Liberté

Liberté

Just before the French Revolution, in a forest outside Berlin, a band of libertines expelled from the court of Louis XVI rendezvous with the legendary German seducer and freethinker, the Duc de Walchen (Helmut Berger), to convince him to join in their mission: the rejection of authority and all moral boundaries. What begins as an evening of strategizing on the proliferation of libertinage, descends into a Sadean night of pansexual one-upmanship.

 

Liberté emerges out of both Serra's two-screen installation, Personalien, (2019, 45') at the Reina Sofia in Madrid, as well as his eponymous 2018 play staged at the Volksbühne Berlin. Its affinity for all these media is immediately clear: taking place on the cusp of the French Revolution in an isolated European forest upon which night rapidly falls, we watch various tableaux of aristocrats and their servants effectively cruising for sexual stimulation or voyeurism in a languorous, story-free procession of isolated actions inside sedan chairs and out in nature.

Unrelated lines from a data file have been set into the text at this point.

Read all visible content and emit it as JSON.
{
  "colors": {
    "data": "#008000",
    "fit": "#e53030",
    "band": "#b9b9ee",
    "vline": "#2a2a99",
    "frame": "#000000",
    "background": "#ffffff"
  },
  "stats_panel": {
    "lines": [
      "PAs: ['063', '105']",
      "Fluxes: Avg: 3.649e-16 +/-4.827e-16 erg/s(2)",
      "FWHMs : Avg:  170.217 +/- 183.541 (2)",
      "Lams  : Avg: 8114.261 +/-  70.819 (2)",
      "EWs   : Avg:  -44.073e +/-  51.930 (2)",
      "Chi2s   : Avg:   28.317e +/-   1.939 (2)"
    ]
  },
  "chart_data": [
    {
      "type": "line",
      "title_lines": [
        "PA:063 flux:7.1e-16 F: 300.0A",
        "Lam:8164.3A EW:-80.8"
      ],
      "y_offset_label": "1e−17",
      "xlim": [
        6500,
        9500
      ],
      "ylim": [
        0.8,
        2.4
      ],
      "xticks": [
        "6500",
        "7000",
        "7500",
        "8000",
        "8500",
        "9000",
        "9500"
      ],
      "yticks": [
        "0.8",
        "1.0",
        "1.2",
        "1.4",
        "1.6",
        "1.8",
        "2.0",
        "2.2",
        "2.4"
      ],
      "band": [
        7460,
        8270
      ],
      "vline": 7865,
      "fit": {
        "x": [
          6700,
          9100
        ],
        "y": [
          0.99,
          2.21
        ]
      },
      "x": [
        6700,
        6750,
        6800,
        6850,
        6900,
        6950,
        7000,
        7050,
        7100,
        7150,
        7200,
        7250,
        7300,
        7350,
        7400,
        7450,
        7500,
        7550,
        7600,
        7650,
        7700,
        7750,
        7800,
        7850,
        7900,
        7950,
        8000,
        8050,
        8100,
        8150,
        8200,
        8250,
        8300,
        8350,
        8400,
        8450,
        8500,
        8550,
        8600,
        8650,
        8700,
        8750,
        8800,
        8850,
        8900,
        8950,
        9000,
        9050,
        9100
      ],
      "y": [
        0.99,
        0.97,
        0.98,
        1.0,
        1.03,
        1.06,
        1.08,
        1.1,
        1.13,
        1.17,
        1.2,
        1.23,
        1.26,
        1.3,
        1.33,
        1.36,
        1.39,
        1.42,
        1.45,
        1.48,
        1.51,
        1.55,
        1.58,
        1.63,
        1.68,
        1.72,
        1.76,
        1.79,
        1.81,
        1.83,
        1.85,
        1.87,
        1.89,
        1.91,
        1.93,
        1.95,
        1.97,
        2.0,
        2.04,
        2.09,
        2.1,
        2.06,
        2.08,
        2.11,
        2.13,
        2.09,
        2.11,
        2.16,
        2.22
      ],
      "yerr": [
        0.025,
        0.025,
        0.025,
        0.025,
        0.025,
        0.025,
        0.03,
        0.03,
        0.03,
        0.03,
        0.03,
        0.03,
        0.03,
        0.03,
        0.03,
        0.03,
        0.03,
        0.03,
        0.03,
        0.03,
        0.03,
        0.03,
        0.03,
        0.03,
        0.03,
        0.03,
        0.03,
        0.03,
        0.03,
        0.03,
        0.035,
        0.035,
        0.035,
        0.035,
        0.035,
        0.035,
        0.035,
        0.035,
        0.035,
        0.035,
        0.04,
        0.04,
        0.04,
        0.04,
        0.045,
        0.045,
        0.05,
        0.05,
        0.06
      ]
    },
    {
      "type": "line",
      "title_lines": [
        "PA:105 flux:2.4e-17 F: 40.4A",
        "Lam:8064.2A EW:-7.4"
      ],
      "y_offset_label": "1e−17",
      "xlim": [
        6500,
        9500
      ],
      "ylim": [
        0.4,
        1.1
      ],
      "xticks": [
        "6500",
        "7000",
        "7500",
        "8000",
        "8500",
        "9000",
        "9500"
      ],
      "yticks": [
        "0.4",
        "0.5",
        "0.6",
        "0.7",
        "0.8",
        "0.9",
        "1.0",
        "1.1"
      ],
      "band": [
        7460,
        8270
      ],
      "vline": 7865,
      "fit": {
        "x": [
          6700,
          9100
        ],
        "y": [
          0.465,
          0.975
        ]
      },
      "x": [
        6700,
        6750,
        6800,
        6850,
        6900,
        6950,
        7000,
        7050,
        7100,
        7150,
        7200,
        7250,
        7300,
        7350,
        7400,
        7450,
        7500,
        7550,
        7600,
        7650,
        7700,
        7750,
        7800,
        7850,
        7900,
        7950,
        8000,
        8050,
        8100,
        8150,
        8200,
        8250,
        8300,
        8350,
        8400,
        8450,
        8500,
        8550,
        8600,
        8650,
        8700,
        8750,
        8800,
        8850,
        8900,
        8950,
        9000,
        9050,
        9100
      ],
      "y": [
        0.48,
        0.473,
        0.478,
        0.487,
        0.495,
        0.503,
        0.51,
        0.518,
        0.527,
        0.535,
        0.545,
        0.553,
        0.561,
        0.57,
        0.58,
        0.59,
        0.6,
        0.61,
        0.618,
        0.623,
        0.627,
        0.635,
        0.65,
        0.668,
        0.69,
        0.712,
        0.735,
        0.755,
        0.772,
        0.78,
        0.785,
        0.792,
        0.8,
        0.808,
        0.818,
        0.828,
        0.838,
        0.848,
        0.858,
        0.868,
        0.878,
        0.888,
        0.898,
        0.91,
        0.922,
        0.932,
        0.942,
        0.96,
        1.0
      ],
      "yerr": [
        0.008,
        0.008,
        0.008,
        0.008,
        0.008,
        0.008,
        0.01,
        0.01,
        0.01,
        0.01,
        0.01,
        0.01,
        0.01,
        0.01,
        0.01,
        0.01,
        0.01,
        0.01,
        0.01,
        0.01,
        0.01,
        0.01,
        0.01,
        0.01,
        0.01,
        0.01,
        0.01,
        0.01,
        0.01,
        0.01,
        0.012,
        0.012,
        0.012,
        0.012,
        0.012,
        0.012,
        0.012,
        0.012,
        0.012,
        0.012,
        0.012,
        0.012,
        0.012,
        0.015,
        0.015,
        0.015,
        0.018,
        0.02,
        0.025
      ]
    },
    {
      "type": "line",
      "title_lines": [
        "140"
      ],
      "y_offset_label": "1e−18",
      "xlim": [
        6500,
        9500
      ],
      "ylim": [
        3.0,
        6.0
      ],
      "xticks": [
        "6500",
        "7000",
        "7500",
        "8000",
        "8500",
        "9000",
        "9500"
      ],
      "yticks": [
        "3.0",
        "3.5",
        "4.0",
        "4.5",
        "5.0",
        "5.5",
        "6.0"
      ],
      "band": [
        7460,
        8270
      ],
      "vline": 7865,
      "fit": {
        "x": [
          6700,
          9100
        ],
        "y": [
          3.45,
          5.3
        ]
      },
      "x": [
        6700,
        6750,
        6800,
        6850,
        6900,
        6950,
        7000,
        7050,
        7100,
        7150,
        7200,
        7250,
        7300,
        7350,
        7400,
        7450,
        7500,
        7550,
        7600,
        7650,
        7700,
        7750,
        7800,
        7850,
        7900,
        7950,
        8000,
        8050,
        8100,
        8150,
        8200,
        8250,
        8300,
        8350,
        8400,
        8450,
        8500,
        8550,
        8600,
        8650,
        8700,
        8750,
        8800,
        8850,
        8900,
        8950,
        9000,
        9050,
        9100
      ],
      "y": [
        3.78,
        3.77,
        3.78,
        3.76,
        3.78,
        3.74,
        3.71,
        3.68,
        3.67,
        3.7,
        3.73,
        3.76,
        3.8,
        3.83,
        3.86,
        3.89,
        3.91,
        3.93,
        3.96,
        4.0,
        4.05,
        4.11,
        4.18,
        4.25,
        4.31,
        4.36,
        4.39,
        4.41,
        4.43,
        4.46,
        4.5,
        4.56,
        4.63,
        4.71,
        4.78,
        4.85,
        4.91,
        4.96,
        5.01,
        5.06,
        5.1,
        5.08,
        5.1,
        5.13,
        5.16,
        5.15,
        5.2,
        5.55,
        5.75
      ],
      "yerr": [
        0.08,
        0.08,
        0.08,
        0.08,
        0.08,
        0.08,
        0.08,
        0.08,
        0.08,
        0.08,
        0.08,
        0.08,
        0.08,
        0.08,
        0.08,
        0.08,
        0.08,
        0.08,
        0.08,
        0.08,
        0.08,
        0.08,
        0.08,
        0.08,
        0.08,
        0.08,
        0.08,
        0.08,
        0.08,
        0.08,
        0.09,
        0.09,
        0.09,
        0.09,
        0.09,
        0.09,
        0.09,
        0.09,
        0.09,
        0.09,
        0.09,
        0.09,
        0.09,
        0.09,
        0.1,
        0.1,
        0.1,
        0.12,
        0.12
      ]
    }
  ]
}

While the premise of the film is theoretical and abstract, what follows throughout this chilled out viewing experience is very simple: immersing us in indolent atmosphere of fetid sexuality, evoked through Serra’s typically beautiful and unique quality of digital photography, here mottled in dark shadows and the knubbily textures of foliage and 18th century embroidery. (...) The film’s desolate and self-involved sex practice is clearly evoking Pasolini’s Salò (1975), yet it still skirts greater explicitness.”

Daniel Kasman1

 

“Mixing non-professional performers, theatre actors, and even members of his crew (as well as the great Helmut Berger, terrifically bewigged as the legendary German seducer and non-conformist the Duc de Walchen), Serra adopts a Warholian approach to the Sadean activities, allowing his players to extemporize some of their BDSM. While some of the sex is graphic, the film's focus is on the interplay between exhibitionism and voyeurism, the seen and the unseen, lust and tedium, as cinematographer Artur Tort masterfully captures the carnal proceedings in images that recall the great neoclassical and rococo tableaux of Watteau, Fragonard, and Boucher. Strangely despectacularized, languid, and somewhat sombre in tone, Liberté sees Serra at the height of his powers, boldly enacting his artistic freedom and continuing to make radical and subversive work in an increasingly conservative cultural milieu.”

Andréa Picard2

 

”Serra is, of course, hardly the first filmmaker to take an interest in extremes of darkness, in the seductiveness of deep shadow, in the productive capacity of the inscrutable image, but his use of digital photography’s ability to register the barest traces of activity in the absence of light has allowed him to arrive at the peculiar visual movement which gives form to the narrative situations. (...) No one, I believe, has brought cinema quite so close to painting’s ability to render the proximity of process and inertia, to see moments which will go on happening at least as long as there is an audience. Perhaps longer.”

Phil Coldiron3

 

“With Liberté (a film that works as an affirmation that these libertines are not more than standard bearers of freedom in any way), Serra realizes one of his most plastic and beautiful works, due to a cinematography in matte tones and lightly grained (which reminds us of the work of Noël Véry in the films of Walerian Borowczyk), and in the way that it submits us to explore through shots of perfect compositions.”